Technical Program

Paper Detail

Presentation #11
Session:Spoken Language Understanding
Location:Kallirhoe Hall
Session Time:Wednesday, December 19, 10:00 - 12:00
Presentation Time:Wednesday, December 19, 10:00 - 12:00
Presentation: Poster
Topic: Spoken language understanding:
Paper Title: INVESTIGATING THE DOWNSTREAM IMPACT OF GRAPHEME-BASED ACOUSTIC MODELING ON SPOKEN UTTERANCE CLASSIFICATION
Authors: Ryan Price, Bhargav Srinivas Ch, Surbhi Singhal, Srinivas Bangalore, Interactions, LLC., United States
Abstract: Automatic speech recognition (ASR) and natural language understanding are critical components of spoken language understanding (SLU) systems. One obstacle to providing services with SLU systems in multiple languages is the cost associated with acquiring all of the language-specific resources required for ASR in each language. Modeling graphemes eliminates the need to obtain a pronunciation dictionary which maps from speech sounds to words and is one way to reduce ASR resource dependencies when rapidly developing ASR in new languages. However, little is known about the downstream impact on SLU task performance when selecting graphemes as the acoustic modeling unit.
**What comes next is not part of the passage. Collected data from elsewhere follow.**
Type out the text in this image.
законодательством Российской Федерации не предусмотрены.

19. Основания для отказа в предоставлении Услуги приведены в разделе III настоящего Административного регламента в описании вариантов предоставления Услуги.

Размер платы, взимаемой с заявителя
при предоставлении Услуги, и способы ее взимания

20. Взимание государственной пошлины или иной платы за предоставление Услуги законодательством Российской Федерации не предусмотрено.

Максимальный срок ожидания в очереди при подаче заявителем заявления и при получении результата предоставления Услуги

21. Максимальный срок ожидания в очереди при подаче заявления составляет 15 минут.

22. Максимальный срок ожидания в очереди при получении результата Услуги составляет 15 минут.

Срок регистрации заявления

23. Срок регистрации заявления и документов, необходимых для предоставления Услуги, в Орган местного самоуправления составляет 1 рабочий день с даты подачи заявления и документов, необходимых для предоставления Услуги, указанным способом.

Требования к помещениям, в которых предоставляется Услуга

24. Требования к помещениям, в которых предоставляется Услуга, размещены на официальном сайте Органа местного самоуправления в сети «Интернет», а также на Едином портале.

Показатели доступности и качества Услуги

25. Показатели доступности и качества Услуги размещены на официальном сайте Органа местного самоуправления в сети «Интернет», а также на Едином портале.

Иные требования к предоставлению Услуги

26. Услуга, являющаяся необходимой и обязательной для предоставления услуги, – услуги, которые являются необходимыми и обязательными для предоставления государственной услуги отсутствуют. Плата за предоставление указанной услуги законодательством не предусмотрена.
This work investigates acoustic modeling for the ASR component of an SLU system using grapheme-based approaches together with convolutional and recurrent neural network architectures. We evaluate both ASR word accuracy and spoken utterance classification (SUC) accuracy for English, Italian and Spanish language tasks and find that it is possible to achieve SUC accuracy that is comparable to conventional phoneme-based systems which leverage a pronunciation dictionary.